In Toulouse, the extension of the “Covid-19” terraces is becoming a sensitive subject

In addition to the financial aspect, this crisis has pushed a population of employees, who have sometimes experienced a seven-month break from catering, to turn away from catering. Added to this is the shortage of personnel facing the market. Today, the group, which has 250 employees in France, including between 150 and 200 in Toulouse Métropole, Albi and Montauban, has recruited around thirty people over the last month, which is not enough. Ideally, the company would need 15 to 20 more people, particularly in the kitchen.

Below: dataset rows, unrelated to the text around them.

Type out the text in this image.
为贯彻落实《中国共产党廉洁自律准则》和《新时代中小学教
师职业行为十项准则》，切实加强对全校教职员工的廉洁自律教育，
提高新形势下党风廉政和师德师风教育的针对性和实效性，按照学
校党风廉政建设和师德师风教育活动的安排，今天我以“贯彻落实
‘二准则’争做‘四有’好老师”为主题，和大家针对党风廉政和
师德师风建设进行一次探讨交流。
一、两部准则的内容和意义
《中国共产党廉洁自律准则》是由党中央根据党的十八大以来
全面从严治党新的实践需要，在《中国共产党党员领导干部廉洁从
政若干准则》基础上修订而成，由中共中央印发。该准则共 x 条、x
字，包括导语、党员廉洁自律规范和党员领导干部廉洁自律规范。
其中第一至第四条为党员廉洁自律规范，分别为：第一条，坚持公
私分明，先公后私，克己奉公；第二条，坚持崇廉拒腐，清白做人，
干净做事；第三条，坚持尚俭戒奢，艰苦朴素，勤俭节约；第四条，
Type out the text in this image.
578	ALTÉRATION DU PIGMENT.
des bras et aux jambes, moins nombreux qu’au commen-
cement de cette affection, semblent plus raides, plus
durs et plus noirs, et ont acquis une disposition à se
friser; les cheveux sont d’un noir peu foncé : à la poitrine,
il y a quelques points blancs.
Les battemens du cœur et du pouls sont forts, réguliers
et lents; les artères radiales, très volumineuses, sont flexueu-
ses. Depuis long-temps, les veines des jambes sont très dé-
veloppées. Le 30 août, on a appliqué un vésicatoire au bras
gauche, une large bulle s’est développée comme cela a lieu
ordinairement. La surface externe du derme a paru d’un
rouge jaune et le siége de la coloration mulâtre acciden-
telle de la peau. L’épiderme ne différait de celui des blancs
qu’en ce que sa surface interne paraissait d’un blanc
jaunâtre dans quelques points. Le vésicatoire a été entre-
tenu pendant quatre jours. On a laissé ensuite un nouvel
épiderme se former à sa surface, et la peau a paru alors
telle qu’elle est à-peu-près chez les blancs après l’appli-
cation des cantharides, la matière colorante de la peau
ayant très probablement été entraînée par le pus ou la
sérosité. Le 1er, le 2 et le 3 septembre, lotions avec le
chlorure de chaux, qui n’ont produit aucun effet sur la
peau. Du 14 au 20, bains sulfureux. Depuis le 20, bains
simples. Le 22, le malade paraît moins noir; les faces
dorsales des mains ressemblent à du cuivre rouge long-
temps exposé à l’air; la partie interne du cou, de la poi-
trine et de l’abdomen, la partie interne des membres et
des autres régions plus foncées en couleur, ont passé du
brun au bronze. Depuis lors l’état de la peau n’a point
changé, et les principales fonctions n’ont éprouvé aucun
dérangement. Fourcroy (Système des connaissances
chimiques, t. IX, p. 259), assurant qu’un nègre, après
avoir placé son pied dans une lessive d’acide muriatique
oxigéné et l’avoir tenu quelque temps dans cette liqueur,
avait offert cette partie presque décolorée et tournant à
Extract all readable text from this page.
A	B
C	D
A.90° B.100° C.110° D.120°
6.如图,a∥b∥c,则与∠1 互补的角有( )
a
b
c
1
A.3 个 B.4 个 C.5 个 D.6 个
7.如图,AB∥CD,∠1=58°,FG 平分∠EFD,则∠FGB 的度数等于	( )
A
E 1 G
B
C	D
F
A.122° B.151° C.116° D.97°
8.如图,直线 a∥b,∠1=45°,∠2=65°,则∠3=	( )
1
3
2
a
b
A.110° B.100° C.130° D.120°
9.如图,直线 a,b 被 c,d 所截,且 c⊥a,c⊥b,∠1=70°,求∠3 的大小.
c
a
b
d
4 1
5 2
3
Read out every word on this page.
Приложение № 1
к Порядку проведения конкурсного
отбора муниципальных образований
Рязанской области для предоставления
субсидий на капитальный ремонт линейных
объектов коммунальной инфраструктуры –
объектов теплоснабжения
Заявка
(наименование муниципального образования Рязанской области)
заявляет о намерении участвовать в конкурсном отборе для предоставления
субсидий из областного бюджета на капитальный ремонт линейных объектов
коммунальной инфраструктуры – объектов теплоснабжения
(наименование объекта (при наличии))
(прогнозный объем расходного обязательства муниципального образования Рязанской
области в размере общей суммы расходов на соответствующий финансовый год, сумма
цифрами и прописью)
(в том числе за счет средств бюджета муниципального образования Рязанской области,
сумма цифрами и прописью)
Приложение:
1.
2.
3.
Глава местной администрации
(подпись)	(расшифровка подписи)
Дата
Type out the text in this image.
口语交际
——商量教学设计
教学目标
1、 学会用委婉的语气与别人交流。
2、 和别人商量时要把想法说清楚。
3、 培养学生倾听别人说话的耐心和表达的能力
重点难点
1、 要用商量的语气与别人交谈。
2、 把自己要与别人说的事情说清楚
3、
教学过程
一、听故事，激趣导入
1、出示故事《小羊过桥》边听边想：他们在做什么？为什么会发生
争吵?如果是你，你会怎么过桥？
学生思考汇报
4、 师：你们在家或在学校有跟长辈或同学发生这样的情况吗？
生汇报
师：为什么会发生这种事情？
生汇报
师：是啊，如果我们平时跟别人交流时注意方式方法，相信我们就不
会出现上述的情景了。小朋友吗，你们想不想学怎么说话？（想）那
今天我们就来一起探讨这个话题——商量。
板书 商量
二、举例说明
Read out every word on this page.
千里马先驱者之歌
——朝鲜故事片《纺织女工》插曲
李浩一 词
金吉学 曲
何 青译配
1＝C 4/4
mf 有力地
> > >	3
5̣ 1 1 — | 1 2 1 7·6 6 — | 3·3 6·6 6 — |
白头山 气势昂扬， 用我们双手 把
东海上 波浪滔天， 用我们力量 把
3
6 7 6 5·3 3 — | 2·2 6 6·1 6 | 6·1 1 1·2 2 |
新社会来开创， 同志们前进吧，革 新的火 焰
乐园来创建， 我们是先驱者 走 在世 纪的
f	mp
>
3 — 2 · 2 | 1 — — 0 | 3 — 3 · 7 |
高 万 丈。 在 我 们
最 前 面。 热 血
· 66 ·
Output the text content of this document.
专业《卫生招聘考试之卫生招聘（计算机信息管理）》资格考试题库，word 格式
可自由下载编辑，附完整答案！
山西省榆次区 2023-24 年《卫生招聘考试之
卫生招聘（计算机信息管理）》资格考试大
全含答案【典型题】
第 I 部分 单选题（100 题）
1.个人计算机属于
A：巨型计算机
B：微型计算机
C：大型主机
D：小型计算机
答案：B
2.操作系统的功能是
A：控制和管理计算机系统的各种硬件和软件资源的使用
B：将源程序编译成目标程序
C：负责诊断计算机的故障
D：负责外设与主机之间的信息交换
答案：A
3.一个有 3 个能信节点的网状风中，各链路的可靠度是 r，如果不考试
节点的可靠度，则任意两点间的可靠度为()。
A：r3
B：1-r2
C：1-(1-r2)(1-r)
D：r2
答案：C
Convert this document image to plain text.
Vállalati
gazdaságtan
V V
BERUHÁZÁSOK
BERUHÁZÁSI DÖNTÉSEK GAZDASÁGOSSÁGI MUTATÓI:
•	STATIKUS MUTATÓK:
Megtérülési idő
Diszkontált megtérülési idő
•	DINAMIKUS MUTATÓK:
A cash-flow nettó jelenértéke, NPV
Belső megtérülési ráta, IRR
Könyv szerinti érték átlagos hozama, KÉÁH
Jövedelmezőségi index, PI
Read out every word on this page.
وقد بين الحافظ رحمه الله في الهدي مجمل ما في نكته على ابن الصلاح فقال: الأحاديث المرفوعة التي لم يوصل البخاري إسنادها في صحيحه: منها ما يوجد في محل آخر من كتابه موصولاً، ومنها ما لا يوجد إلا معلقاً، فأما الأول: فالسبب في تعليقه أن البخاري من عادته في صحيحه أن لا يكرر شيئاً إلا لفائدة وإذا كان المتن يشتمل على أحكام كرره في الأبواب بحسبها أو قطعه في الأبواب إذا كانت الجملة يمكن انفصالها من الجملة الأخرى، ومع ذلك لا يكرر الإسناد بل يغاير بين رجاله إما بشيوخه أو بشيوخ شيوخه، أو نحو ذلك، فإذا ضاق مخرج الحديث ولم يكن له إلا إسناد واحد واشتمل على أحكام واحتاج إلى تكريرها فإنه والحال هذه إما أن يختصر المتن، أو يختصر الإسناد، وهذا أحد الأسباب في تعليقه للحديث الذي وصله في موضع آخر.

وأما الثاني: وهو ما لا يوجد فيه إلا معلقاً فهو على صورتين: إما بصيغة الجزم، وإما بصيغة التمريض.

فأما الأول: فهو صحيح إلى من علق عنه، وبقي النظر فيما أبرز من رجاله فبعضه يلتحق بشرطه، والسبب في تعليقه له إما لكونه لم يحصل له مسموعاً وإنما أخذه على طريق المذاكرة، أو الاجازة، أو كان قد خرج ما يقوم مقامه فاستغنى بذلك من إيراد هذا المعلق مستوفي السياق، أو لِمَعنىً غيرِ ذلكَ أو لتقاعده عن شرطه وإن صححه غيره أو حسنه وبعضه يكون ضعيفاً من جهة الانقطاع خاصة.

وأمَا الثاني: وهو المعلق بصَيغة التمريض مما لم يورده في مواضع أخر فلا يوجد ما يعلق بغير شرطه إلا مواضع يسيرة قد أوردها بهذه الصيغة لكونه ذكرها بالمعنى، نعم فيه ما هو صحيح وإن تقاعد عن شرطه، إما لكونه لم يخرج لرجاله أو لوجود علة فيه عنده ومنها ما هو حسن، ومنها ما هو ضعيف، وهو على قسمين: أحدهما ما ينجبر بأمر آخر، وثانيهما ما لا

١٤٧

“We are struggling to recruit, but it was already the case before. All sectors of activity have this problem. Catering is much more impacted than the others because the health crisis has gave people another rhythm of life. Giving back a taste for work to people who, for seven months, had not worked was difficult. The catering market has lost a lot of employees but it will come back. Every year we have people coming out of school and entering the market. We work with students. With a little training, anyone can do the job of catering.”

Open from Monday to Sunday at lunch and dinner time, the 100% Toulouse restaurant chain serves nearly 100,000 people per month. To continue to attract new customers and retain existing ones, the group is innovating. In summer, on two of its restaurants equipped with a rooftop, in particular in Labège and four such as Blagnac and Aucamville where terrace extensions have been made, it offers outdoor summer bars in guinguette mode to enjoy cocktails and drinks around homemade tapas / snacks, Monday to Friday, in “afterworks ou happy hour”.

Hospitality and catering: the GNI union is born in Toulouse

Leave a Comment

This site uses Akismet to reduce spam. Learn how your comment data is processed.